コロナ収束後の在宅勤務について、在宅勤務者の希望と企業の方針の間には大きなギャップがある。職場勤務に戻りたい在宅勤務者は1割しかいないが、5割以上の企業は職場勤務に戻す方針だ。労働者にとって在宅勤務には、通勤の負担からの解放、ワークライフバランスの改善などのアメニティー価値がある。

一方、企業の立場からは、組織内での知識やノウハウの共有、長期的なイノベーションへの影響を含め、この働き方が生産性や収益性にどう影響するかが重要だ。在宅になじまない多くの業務も存在するし、新人への教育訓練は、オンラインでは難しい。

在宅勤務の生産性は、個人や企業で差が大きく、自宅での業務効率が低かった人ほど職場勤務に戻るようだ。一方、自宅と職場の生産性に差がない人や自宅の方が高い人もいる。また、在宅勤務の長期化に伴い、学習効果や情報通信機器への投資などを通じ、生産性は改善している。

自宅での生産性が高ければ、ウィンウィンなので労働者と企業の間で摩擦は起きない。だが、労働者も企業も、平均的な自宅での生産性は職場に比べ2~3割低いとみており、在宅勤務の対象範囲や頻度を削減する方向の調整が続く可能性が高い。

中長期的には、在宅勤務者の相対賃金の低下という形の調整もありうる。賃金は生産性を反映するので当然ともいえるが、それだけが理由ではない。働く時間や場所が柔軟な場合、賃金が多少低くても労働者は受け入れ、逆に柔軟性に欠ける仕事は賃金の割り増しが必要なことを、多くの研究が明らかにしている。「補償賃金」という考え方で、米国では在宅勤務の拡大が、今後の賃金上昇を抑えることを示す研究も現れている。

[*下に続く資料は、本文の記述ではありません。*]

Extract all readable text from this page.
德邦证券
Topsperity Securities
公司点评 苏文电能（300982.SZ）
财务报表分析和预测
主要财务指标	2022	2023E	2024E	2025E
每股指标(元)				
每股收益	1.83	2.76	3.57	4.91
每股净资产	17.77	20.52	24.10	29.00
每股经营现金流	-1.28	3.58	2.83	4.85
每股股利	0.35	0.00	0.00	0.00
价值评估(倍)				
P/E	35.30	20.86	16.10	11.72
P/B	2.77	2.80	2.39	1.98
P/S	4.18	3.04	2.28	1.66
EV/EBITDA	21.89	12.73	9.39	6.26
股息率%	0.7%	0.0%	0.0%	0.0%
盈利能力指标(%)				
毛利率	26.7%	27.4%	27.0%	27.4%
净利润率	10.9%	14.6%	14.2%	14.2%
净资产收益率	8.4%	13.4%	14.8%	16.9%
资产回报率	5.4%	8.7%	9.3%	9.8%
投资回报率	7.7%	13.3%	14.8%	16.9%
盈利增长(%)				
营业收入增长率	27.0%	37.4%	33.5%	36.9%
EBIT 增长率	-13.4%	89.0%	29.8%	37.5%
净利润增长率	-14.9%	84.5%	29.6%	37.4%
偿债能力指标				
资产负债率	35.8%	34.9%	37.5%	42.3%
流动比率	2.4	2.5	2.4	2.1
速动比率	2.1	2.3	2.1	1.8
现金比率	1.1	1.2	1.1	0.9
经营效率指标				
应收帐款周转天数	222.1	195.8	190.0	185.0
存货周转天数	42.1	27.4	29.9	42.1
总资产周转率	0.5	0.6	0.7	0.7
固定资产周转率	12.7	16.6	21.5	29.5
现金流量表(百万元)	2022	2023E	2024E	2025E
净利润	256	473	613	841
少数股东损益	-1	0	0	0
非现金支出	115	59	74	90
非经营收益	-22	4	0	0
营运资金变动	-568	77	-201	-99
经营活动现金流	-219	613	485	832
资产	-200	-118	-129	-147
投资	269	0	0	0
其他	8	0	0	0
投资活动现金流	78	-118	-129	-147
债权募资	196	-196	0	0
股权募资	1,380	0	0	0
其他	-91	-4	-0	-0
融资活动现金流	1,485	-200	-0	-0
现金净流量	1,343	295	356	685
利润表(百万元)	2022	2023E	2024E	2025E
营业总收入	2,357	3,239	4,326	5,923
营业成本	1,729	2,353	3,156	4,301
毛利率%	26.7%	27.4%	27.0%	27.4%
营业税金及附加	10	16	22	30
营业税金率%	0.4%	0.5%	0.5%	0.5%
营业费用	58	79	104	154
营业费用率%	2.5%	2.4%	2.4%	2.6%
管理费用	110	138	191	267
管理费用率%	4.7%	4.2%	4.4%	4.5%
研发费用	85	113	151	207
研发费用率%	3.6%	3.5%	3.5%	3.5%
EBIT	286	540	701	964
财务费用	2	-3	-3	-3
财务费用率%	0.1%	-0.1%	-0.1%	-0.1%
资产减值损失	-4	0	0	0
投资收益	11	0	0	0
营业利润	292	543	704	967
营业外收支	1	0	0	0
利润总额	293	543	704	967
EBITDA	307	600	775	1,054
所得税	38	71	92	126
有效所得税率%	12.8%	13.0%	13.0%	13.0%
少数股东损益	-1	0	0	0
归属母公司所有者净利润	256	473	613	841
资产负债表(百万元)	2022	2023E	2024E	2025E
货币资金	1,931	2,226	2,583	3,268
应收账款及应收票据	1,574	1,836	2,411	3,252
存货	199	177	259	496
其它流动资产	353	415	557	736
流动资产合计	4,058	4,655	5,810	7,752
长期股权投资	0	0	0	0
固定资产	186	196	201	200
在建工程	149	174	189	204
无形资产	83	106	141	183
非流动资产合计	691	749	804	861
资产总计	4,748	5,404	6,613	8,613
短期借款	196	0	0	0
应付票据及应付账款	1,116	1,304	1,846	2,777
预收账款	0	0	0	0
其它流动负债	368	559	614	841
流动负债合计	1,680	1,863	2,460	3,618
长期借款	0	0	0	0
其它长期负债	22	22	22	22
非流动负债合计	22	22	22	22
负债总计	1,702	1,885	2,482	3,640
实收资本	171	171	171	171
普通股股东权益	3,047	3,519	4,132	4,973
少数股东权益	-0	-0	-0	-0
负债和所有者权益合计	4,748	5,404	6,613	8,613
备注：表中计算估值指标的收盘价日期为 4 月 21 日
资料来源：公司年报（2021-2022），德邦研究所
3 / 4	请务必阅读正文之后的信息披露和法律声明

在宅勤務の生産性は、仕事によってまちまちなので、一律の仕組みを適用するのは合理的でない。リモートツールの広範な普及は、新型コロナの数少ない正の遺産ともいえる。物理的に集まるメリットが少ない定型的な会議などは、リモートの方が日程調整の自由度、交通機関の遅延リスク回避といった観点から効率的なことが多い。一方、現在の技術を前提にすると、機微な情報交換、現場でのブレーンストーミング、初対面の顧客との接触など、リアルの優位性が顕著な業務もある。

リモートと対面を上手に使い分ければ、トータルの生産性は上昇してもおかしくない。筆者は、週1~2日程度の在宅勤務をオプションとする形が広がるのではないかと予想しているが、対面とリモートの最適な組み合わせ、在宅勤務が困難な業務を担う従業員を含め公平感・納得感が得られるような処遇を巡り、しばらく模索が続くだろう。